Between family and work, Beverly Johnson is always on the go, but a life-threatening heart attack at the age of 47 was never in the plan. Thanks to the prompt and professional care she received from Henry Mayo Newhall Hospital, Beverly is back to her life. On a Saturday evening in November 2015, Beverly was at home with her husband, Riel, and two teenage boys, James, 17, and Eric, 14. Shortly after she had gone to bed, she felt a sudden pain in her chest, followed by nausea and vomiting. The pain grew worse, and she eventually passed out on the bathroom floor. Riel called 911 and the operator talked him through performing CPR. “My husband told the 911 operator that my lips were turning blue and that there was no pulse,” she said. “He started chest compressions and rescue breathing, continuing until the paramedics arrived.”
“When the paramedics hooked me up to the monitor, there was no pulse at all. They defibrillated me, got my heart going, then took me to the hospital.” The nurses in the Emergency Department (ED) were amazing, Beverly said. Even before she arrived in the ambulance, the nurses provided special attention to her distraught father, Leo Anselm, who had arrived minutes earlier to check on his daughter. “The nurses saw how upset he was and they were so attentive to him,” she said. “That meant a lot.”
Within minutes of hospital arrival, Beverly was rushed to the cardiac catheterization lab for an emergency angiogram. It was determined that Beverly had suffered a spontaneous dissection of the left anterior descending (LAD) coronary artery—a rare condition which can be immediately lethal. The cause is not known. “My cardiologist, Dr. Garabedian, explained in plain English that basically the layers in the artery come apart and cause the blockage, leading to full cardiac arrest.

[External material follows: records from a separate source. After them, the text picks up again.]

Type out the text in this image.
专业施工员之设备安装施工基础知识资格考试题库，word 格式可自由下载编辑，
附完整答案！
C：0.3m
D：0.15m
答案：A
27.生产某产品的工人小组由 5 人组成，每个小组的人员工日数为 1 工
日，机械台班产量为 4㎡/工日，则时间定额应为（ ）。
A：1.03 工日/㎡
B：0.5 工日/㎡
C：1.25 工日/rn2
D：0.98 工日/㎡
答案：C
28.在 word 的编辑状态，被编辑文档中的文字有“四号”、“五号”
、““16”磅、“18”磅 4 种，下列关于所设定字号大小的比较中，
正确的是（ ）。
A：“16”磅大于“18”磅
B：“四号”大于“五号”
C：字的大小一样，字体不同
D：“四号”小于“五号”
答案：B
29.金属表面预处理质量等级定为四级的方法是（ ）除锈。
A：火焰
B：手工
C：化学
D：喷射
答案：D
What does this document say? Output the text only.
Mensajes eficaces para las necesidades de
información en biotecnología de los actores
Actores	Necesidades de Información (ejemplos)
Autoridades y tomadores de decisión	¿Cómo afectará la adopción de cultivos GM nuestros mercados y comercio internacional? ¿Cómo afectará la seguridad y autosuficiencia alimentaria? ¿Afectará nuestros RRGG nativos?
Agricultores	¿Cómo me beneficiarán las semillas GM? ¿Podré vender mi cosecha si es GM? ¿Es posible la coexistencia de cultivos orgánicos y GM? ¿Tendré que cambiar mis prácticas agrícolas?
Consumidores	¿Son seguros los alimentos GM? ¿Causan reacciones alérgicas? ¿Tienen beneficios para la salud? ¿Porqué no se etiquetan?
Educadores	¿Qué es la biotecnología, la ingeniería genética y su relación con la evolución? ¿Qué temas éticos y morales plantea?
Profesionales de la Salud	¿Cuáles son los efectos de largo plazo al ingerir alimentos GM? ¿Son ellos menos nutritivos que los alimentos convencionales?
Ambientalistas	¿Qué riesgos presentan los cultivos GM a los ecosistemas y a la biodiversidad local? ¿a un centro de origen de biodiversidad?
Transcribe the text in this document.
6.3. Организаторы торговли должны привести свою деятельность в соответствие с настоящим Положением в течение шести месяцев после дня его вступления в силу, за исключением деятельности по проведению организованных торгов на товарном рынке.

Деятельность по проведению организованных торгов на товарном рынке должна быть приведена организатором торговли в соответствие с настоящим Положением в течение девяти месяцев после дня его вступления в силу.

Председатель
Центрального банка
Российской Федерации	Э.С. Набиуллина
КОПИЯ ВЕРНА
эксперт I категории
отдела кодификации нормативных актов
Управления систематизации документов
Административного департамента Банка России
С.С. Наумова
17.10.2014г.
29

“After the angiogram, they put me in a medically induced coma and cooled my body to very low temperatures.”
This critical care procedure is referred to as “therapeutic hypothermia,” and the cooling process is used to prevent permanent brain damage, which often occurs after cardiac arrest. “It was unknown at the time whether or not I would have brain damage, which fortunately I did not.” Beverly spent seven days in the hospital, most of them in the Intensive Care unit, where she said the nurses took great care of her. She has no memory of the first two days, including the day her heart stopped.
“When I woke up, I remember that the ICU nurses were amazing,” she said. “They came running when I pushed the call button and they were very patient with me.”
“Several days later they took me to the Cardiac Cath lab again and determined that the artery was healing on its own, so I did not need a stent.”
Beverly, who has been healthy her entire life, said this incident happened totally out of the blue. She is taking some preventive medication temporarily. “The only thing I’ll need to do is take a baby aspirin every day,” she said. Within a week after being discharged, Beverly was back to work part-time and within a month she was working full-time.
“We went ahead with our family vacation plans and I went snow skiing in January. There are no restrictions; I can do anything I feel like doing.” Beverly looks forward to her sons’ soccer games, family trips and pool parties--all of it. She lives her life to the fullest every day.